I moved to Waterloo in 2008 to attend university. Coming from Whitby, quite a homogeneous bedroom community, I was taken in by the incredible diversity of experiences that the tri-cities had to offer.

It was a short trek from campus to downtown Kitchener, where I volunteered with Food Not Bombs and became acquainted with The Working Centre. I remember mountain biking at Chicopee in the fall, and taking a solo excursion on the iXpress to wander around Galt one day. A few friends and I spent a Saturday in St. Jacob’s, amazed at the rural charm such a short distance from our dorms.

Figuring out what to call this brilliant collection of communities is a perennial challenge. Waterloo Region doesn’t have a defined core surrounded by outlying suburbs. Each city and township — and often, areas within those cities and townships — have distinct identities and relationships with each other.

Kitchenerites bristle when Waterloo gets credit for its tech industry’s success. Cambridge is often made to feel like the runt of the litter when it comes to regional politics.

Could this friction be explained, in part, by mapping out where residents live and work? I decided to pull up the 2016 Census figures for commuting. They show some really interesting patterns!

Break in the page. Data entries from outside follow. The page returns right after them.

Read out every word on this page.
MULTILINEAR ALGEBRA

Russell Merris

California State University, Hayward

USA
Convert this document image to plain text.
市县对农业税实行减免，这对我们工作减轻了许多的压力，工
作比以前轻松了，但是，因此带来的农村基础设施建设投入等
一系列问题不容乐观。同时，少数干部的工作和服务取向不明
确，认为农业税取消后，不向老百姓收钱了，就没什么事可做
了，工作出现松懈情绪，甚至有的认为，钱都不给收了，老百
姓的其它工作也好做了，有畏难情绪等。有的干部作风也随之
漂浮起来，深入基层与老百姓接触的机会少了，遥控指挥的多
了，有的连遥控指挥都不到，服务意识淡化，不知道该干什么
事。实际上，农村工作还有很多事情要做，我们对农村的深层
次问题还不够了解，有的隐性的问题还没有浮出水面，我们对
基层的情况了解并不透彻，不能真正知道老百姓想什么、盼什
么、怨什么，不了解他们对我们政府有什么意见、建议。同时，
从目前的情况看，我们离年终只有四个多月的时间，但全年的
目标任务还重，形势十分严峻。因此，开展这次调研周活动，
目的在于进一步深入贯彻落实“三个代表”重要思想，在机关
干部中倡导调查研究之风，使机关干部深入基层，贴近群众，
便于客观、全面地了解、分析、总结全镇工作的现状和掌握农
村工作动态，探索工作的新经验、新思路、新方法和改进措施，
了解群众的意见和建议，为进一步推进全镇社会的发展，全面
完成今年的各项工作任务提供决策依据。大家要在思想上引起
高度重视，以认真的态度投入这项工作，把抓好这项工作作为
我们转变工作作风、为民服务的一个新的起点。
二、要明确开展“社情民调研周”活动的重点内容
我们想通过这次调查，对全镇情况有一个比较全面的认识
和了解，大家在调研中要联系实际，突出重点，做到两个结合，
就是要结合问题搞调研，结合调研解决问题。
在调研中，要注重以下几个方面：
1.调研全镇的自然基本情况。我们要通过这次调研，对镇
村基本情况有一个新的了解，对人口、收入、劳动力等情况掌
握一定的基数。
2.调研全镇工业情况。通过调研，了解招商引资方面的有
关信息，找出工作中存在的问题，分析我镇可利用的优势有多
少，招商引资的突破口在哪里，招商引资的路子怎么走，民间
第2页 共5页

Kitchener residents who commute are most likely to work in Waterloo, Cambridge, or Guelph.
Waterloo residents who commute are most likely to work in Kitchener, with Cambridge a distant second.

Not surprisingly, Kitchener and Waterloo are tightly bound together. The geographic proximity of their urban centres, and their larger populations compared to the other municipalities, mean they get a lot of cross-pollination. The KW identity also happens to be much more unified than that of Waterloo Region as a whole.

Cambridge residents who commute are most likely to work in Kitchener, Guelph, Peel Region, or Waterloo.

Cambridge’s stats are especially interesting. People are more likely to commute to Guelph or Brampton/Mississauga (Peel Region) than Waterloo. This could be a contributing factor to Cambridge’s sense of isolation — many of its residents leave the Region for work.

Woolwich residents who commute are most likely to work in Waterloo, Kitchener, Cambridge, or Guelph
Wilmot residents who commute are most likely to work in Kitchener, with Waterloo and Cambridge tied for second place
Not many Wellesley residents commute outside of the Township. Those that do work in Waterloo.
North Dumfries residents who commute are most likely to work in Kitchener or Cambridge.

It’s worth noting that these maps show the number of people who commute outside of their home municipality. People who live and work in the same tend to make up a large slice of the pie.

Municipality Percentage of residents who work where they live
Waterloo 50%
Kitchener 48%
Cambridge 55%
Woolwich 35%
Wilmot 27%
Wellesley 24%
North Dumfries 16%

What do you think? Do commuting patterns match our cultural identities across the region? Do people in Wellesley feel more affinity for Waterloo than for Kitchener?

What other factors can we can look at to better understand Waterloo Region?